Elus et praticiens devraient donc être bientôt fixés même s'ils ont le sentiment que l'ARS tente de gagner du temps. Parce que le gouvernement planche sur de nouvelles ordonnances "visant à donner aux GHT un caractère de plus en plus intégratif. De nombreuses fonctions ou responsabilités, notamment en matière de ressources et de projets médicaux auront vocation à être assumée par l'établissement support (autrement dit Strasbourg), visant ainsi à distendre un peu plus le lien entre les centres de décision et le terrain", regrette élus et praticiens dans leur courrier adressé à l'ARS.
Ce que déplorent aussi les soignants. "Avec ce dispositif, un hôpital ne peut plus prendre de décisions, l'établissement support décide du budget, des investissements, de la réorganisation des services, explique Christian Prudhomme, secrétaire général de FO-HUS. L'idée au fond, c'est de faire des économies, diminuer le nombre de services sur le territoire, économiser des plateaux techniques, ne conserver que les plus importants. On peut même obliger des fonctionnaires à changer d'hôpital en fonction des réorganisations", dénonce le syndicaliste.

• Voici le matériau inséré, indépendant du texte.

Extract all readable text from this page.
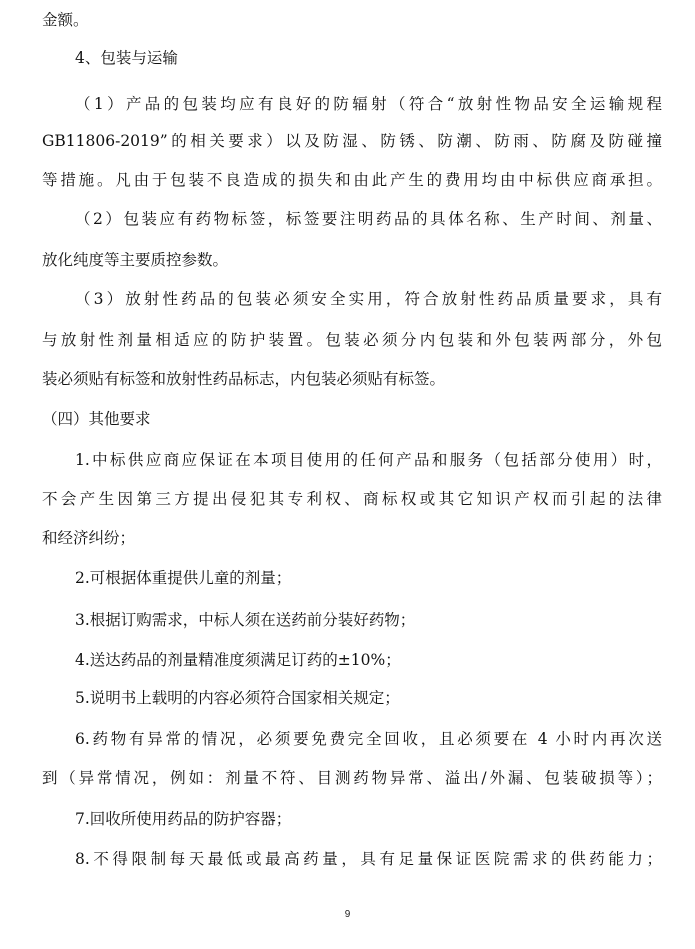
金额。
4、包装与运输
（1）产品的包装均应有良好的防辐射（符合“放射性物品安全运输规程
GB11806-2019”的相关要求）以及防湿、防锈、防潮、防雨、防腐及防碰撞
等措施。凡由于包装不良造成的损失和由此产生的费用均由中标供应商承担。
（2）包装应有药物标签，标签要注明药品的具体名称、生产时间、剂量、
放化纯度等主要质控参数。
（3）放射性药品的包装必须安全实用，符合放射性药品质量要求，具有
与放射性剂量相适应的防护装置。包装必须分内包装和外包装两部分，外包
装必须贴有标签和放射性药品标志，内包装必须贴有标签。
（四）其他要求
1.中标供应商应保证在本项目使用的任何产品和服务（包括部分使用）时，
不会产生因第三方提出侵犯其专利权、商标权或其它知识产权而引起的法律
和经济纠纷；
2.可根据体重提供儿童的剂量；
3.根据订购需求，中标人须在送药前分装好药物；
4.送达药品的剂量精准度须满足订药的±10%；
5.说明书上载明的内容必须符合国家相关规定；
6.药物有异常的情况，必须要免费完全回收，且必须要在 4 小时内再次送
到（异常情况，例如：剂量不符、目测药物异常、溢出/外漏、包装破损等）；
7.回收所使用药品的防护容器；
8.不得限制每天最低或最高药量，具有足量保证医院需求的供药能力；
9
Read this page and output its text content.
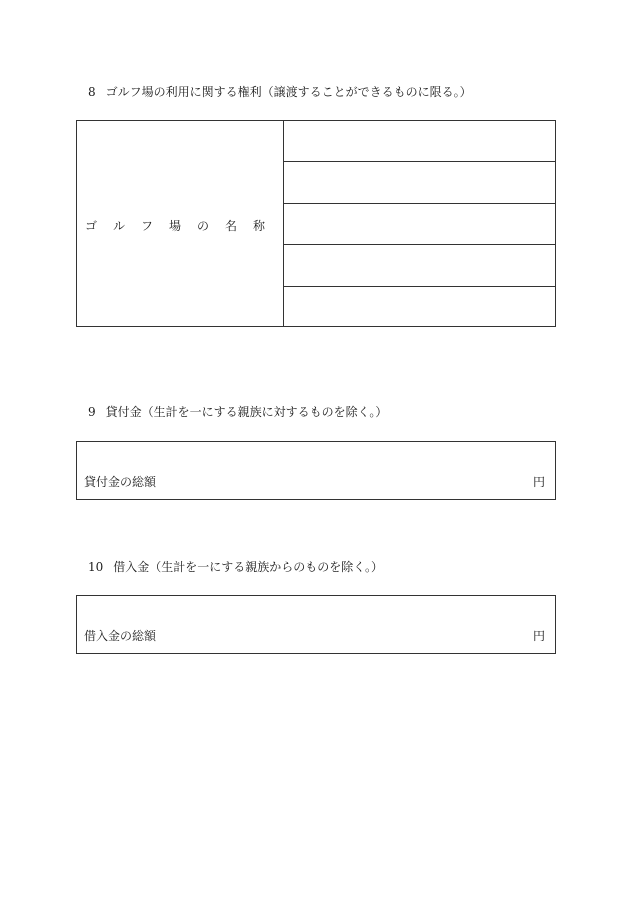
8 ゴルフ場の利用に関する権利（譲渡することができるものに限る。）
ゴルフ場の名称
9 貸付金（生計を一にする親族に対するものを除く。）
貸付金の総額	円
10 借入金（生計を一にする親族からのものを除く。）
借入金の総額	円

A quoi ça sert concrètement les GHT ?
Et sinon concrètement, ça change quoi ces GHT ? A cette question, l'ARS nous a répondu :"un projet médical partagé a été élaboré, identifiant des filières prioritaires. Au sein de la filière prioritaire AVC par exemple, le télé AVC a pu être déployé pour offrir une meilleure prise en charge des AVC, grâce à une coopération entre le CH de Saverne et les HUS, ou entre le CH de Haguenau et les HUS. La coopération intra-GHT en biologie et en pharmacie a été renforcée. Des postes d’assistants spécialistes partagés ont été déployés (9 postes pour la filière mère-enfant, 7 postes pour la pharmacie, 5 postes en imagerie). Des fonctions supports sont mutualisées comme la fonction achat, ce qui renforce l’expertise et la capacité de négociation des établissements."
Quoi qu'il en soit, pour les élus comme pour les praticiens du Nord Alsace, pas question de lâcher l'affaire, ils veulent leur GHT pour une question de cohérence et d'efficacité, et ce avant que le gouvernement ne scelle définitivement leur sort par de nouvelles ordonnances attendues au plus tard en 2022.